Mais un complexe militaire russe a été construit en un temps record, selon les images satellite de Maxar Technologies qui montraient le vaste bâtiment en forme de U avec le slogan de l’armée russe inscrit sur le toit.
La Russie a déjà construit au moins 14 nouveaux immeubles d’appartements – une petite fraction du nombre à venir – et répare au moins deux des hôpitaux endommagés par les bombardements. Une vidéo obtenue par l’Associated Press montrait des rangées de palettes empilées avec de l’isolant de la société danoise Rockwool, qui maintient sa division en Russie malgré les critiques. Les matériaux de construction ne sont pas soumis à des sanctions.
Dans un communiqué, le vice-président des communications de Rockwool, Michael Zarin, a déclaré que les panneaux isolants avaient été distribués à l’insu de l’entreprise « et sans son consentement », et qu’il espère que ses produits aideront à rétablir les soins de santé, la chaleur et un abri pour les Ukrainiens.

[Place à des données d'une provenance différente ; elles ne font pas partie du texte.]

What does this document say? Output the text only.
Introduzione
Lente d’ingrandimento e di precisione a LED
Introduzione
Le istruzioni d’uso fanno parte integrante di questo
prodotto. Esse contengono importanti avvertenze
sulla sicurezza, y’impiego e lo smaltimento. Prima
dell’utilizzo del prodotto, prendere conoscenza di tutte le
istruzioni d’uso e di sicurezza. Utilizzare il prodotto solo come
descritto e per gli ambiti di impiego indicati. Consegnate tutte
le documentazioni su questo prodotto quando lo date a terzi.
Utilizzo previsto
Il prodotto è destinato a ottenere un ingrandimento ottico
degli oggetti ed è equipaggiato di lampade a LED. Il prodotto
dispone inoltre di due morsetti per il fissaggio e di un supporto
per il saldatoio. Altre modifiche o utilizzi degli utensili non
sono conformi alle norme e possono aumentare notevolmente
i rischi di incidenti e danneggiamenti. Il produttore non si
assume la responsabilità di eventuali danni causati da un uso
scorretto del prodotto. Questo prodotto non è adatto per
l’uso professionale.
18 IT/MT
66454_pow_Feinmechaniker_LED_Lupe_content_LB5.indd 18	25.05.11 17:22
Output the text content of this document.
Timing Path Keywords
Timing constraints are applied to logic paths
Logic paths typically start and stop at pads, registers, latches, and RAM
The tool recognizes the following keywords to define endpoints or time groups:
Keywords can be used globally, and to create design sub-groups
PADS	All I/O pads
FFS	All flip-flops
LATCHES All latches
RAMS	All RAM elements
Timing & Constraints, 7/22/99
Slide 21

Les vidéos ne montrent aucun meuble visible aux fenêtres des nouveaux appartements et peu de personnes sur les trottoirs à l’extérieur. Seuls les retraités, les handicapés et les personnes affiliées à l’occupation semblent en bénéficier, selon plusieurs personnes encore à Marioupol.
Un homme a postulé sur la liste en septembre et s’est retrouvé à la 11 700e place. Il a des amis dans les 2 000 qui attendent toujours, comme lui. Et un vieil homme qu’il connaît, dont le nombre était dans les 9 000, a déjà emménagé dans l’un des nouveaux bâtiments.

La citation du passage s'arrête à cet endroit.